Saturday, April 2, 2011

Filling Time

When you spend your time taking meds, going to appointments, scouring sperm banks for possible donors, taking you temperature, reducing your caffeine intake, searching the internet for ladies on the same schedule and/or med protocol as you, and over analyzing every little 'twinge' you feel for the two week wait it kinda fills your day.  Forget being a model employee, you're lucky to get thru infertility treatments with a job.  I work in a creative field and I'm barely meeting deadlines much less producing anything inspired.  So, when circumstances make you take a break, even for a couple weeks you suddenly find yourself with a lot of time on your hands.  Stress makes me clean and infertility treatments made us poor so filling my day with an already clean house and not a lot of spending money has been interesting.
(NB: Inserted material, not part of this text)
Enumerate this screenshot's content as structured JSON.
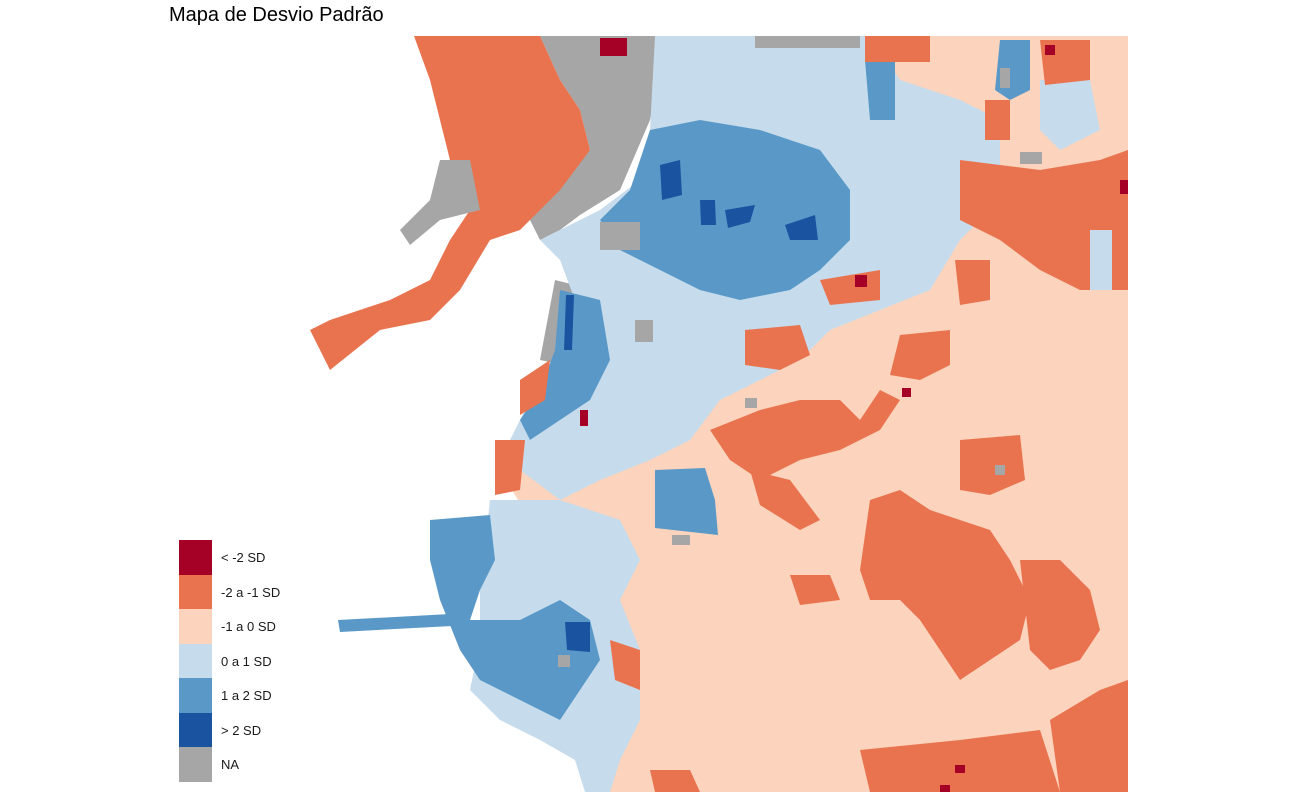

I now have the most highly organized closet on the block.  When I wasn't spending all our money on infertility I was spending it on clothes, shoes and purses.  All these things are now organized in a way deserving of them and I'm proud.  Shoes, stored neatly in their boxes sorted by knee high boots, booties, closed toed heels, sandals, open toed heels and flats.  Shirts sorted by both color and sleeve length, pants by color, capris by color, skirts by color and dresses by, you guessed it, color.  Sweaters are neatly folded and sorted on the shelf above the hanging shirts.  Purses organized by style and color on the shelf above the pants.  Bookends help keep the slouchier bags standing.  For the big hobo style bags I purchased hooks that DH swears he's going to attach to the wall sometime today for them to hang from.
Who knew organizing the clothes that stress eating and fertility drugs made too small could bring me so much joy.